Оригинал взят у buividas333 в «Я в танке горел!»
Это рассказ Виктора Царенко. У человека много талантов. Один из них - писательский.
Когда я был маленький, мы с братом всё лето гостили у деда Яши и бабушки Наташи в Волгоградской области, в небольшом уездном городе Новоаннинском, который стоит на речке Бузулук (приток Хопера). Жили мы в переулке Остроумова, дом 111. Во дворе дома росла старая-престарая яблоня, с которой мы с братом собирали «райские» яблоки, бабушка варила ароматное варенье. В огороде росли смородины чёрная и красная, крыжовник, малина, два дерева вишни шпанки. Дед и бабка сажали картошку, красную свёклу, по-нашему бурак, репчатый и зелёный лук, чеснок, петрушку, укроп. У соседей через забор рос тутовник, который местные называли шелковицей.

От дома до речки было метров 700-800, путь проходил через глиняный карьер, далее через выпас и к Крутому берегу, в просторечье этот берег звали Круча. Противоположный берег был отлогий, с песчаным пляжем. Обычно под Кручей мы ловили рыбу на утренней или вечерней зорьке, а днём рыба почему-то не клевала. В речке водились пескари, уклейки, ерши, белёсики, плотва, краснопёрки, окуньки, караси и щуки. Редко попадался голавль, а говорят, что и сом. По дну ползали вертихвостки. Ходишь по дну голыми ногами, когда их начинает щекотать, ловишь, а потом насаживаешь на крючок и получается приманка для рыбы. Удилища делали из длинных ивовых прутьев. За леской и крючками мы с дедом ходили в центр города в универмаг. На грузила шёл свинец со старых аккумуляторов, которые легко можно было раздобыть у соседских мальчишек. Поплавки делались из гусиных перьев, кусков пенопласта и пробки от вина. На наживку шли черви дождевые, опарыши, хлеб, сдобренный постным маслом. На подкормку разные каши и жмых. В удачный день можно было наловить треть ведра рыбы. Мелкую рыбёшку и ершей пускали на уху, пескарей и белёсиков жарили. Крупную плотву и краснопёрку солили, сушили и в качестве трофея привозили в Орджоникидзе. Кроме рыбы в речке водились ещё раки и большие ракушки, похожие на устриц. Местные жители ловили их и скармливали утятам.

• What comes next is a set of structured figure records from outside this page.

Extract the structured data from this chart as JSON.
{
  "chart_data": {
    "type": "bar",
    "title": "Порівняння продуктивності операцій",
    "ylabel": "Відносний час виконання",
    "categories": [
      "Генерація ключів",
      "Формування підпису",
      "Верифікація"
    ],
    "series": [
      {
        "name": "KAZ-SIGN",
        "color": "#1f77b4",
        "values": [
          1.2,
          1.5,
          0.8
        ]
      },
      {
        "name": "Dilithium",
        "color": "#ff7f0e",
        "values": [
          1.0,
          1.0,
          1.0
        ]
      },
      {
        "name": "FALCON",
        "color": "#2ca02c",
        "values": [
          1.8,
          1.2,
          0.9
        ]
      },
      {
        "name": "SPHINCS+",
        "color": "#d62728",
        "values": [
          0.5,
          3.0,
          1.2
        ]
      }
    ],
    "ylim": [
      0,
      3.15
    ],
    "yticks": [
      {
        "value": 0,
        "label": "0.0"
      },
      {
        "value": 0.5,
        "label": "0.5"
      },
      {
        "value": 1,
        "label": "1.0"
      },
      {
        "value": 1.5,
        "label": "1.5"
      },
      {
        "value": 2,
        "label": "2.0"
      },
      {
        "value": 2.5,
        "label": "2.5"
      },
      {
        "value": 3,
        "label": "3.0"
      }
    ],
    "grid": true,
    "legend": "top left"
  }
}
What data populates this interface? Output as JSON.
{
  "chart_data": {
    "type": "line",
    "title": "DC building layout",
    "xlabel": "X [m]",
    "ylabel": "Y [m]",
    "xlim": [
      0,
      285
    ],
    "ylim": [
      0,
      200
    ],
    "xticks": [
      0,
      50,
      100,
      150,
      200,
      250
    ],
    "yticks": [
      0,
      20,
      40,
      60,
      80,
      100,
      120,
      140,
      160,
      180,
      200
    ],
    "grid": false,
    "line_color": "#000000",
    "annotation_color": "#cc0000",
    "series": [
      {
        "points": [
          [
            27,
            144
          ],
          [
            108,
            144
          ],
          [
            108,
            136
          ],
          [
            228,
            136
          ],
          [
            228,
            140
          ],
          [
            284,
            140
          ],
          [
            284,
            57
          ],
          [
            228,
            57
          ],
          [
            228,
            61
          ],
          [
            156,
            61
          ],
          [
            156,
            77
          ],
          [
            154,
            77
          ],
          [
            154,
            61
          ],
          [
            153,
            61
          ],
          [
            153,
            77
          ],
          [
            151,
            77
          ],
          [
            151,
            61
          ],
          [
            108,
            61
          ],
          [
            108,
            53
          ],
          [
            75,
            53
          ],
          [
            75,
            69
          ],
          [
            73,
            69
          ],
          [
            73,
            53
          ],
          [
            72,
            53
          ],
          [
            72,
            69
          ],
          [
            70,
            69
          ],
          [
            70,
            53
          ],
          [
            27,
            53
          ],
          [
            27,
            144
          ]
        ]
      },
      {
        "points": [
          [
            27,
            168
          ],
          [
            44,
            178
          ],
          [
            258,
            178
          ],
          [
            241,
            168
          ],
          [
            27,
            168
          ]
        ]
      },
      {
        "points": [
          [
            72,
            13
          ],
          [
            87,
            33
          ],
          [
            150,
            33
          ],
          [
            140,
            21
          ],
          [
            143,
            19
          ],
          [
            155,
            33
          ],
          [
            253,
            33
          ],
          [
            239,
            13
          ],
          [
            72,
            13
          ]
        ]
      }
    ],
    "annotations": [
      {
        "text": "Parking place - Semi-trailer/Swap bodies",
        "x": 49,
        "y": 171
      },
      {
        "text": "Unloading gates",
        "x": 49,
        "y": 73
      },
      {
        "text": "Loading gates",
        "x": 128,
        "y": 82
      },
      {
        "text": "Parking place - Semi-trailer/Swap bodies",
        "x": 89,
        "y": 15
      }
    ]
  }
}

У бабушки Наташи была сестра. Звали её бабка Даша. Жила она с дедом Петром и сыном Сашкой на хуторе Почумачево, в 18 километрах от города. На хутор мы ездили на автобусе с автостанции по грунтовой дороге. Автобус вечно спотыкался на ямах и колдобинах и сильно пылил. Кроме бабушкиного было ещё три дома, где жили одни старики, молодёжи не было. Из соседей помню только глухонемого старика, который объяснялся жестами и мычал, как Герасим. Сашка работал пастухом в колхозе. Он гарцевал на служебной лошади, рядом трусили две собаки - Большой и Хмурый. Дядька Сашка вставал ни свет, ни заря, брал узелок, приготовленный его матерью бабушкой Дашей, садился на лошадь и вместе со своими собаками выгонял стадо на пастбище. Собаки его очень любили и выполняли все его команды. В воскресенье трудился другой пастух, а у дяди Саши был выходной. В этот день он ходил в соседнюю деревню на танцы к своим друзьям и подругам. Больше всего Сашка ждал осени, потому что его должны были призвать в армию. Тогда мы с братом Игорем впервые покатались на лошади.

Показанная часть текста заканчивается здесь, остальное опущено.